While much of the buzz around artificial intelligence use in education has focused on potential student misuse, a different issue has occupied Dr. Teri J. Langlie, chair and associate professor of education at Concordia College. How can teachers ethically use AI in the classroom to help their students learn?
That’s the question behind Langlie’s latest Special Topics in Education class, EDUC 624, part of the coursework required for students earning a Master of Education in Teaching and Learning degree.
“We can’t ignore AI as teachers. We don’t have to buy into it and embrace it 100%, but we are preparing students who are going to live in a world with AI,” Langlie said. “We can’t ignore that.”
Though Introduction to AI in Education is a new special topic graduate-level class, Langlie has already taught it a few times, typically to small classes of students who are all K-12 teachers themselves.
Those students begin the course with very different levels of experience with AI, as well as very different opinions about its usefulness, ethical status, and potential impacts on kids. Some have refused to allow AI in the classroom at all, and others have already begun using AI themselves to plan lessons and meet some student needs.
Langlie begins by examining what AI actually is, tracing its history from decades past through the rapid and revolutionary technological leaps of the past few years. Her students also learn about some of the theory behind AI, like machine learning, natural language processing, and data analytics — all with an emphasis on what that could mean for their own students in terms of personalized learning, meaningful assessments, and instructional design.

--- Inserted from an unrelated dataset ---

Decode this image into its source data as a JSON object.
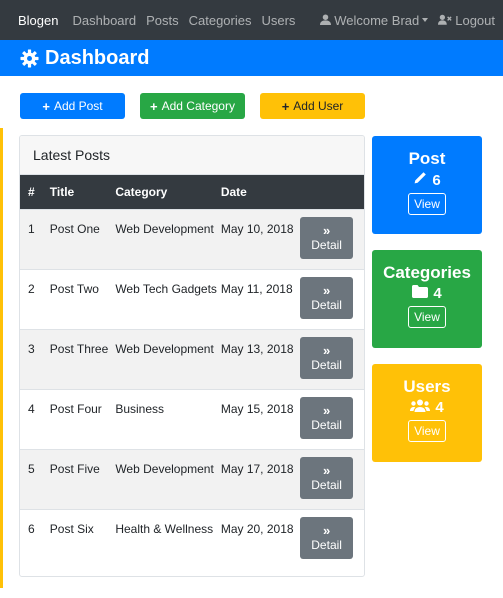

Each class period, students are shown a new tech tool that uses AI and explore that tool in depth, learning how to use it and discussing the ethics involved, considering different scenarios and situations that could potentially pop up in a real-life classroom.
AI tools can be used for all kinds of purposes, such as addressing various types of diversity in the classroom, Langlie explained. AI tools can be used to support students who are exceptional learners and already succeeding but who have the potential to go further. They can also be used to help students who need extra support to become as successful as their peers.
Even an application like Canva, an AI design product, can help teachers customize their classroom materials for different classes. Other applications can alter the grade level, readability, or tone of text or shorten it to fit a specific space. Teachers can find different ways of creating lesson plans, finding new ideas, planning conferences, and writing report card notes.
“Their final assignment is that they need to plan a lesson or a unit where AI is embedded within it meaningfully, appropriately, and ethically — all the things that would benefit their students,” Langlie said. “And my hope is that they will find something that will entice them to use it moving forward.”
Typically, by the end of the course, some of her students have become AI enthusiasts, and others don’t — but they do find something they want to use.
“And that’s fine, and we do that. Everybody’s comfortable in a different way,” Langlie said.
She compared AI to other technologies that have changed the classroom, such as calculators and the internet, and noted that the world is constantly changing too.
“There is a place for AI in education, and I think that it is incumbent on all teachers to address it because it’s not going away and their students need to know how to live in a world with AI,” Langlie added. “They absolutely have to know the ethical, appropriate, meaningful use of it. And we can’t close our eyes just because we’re uncomfortable.”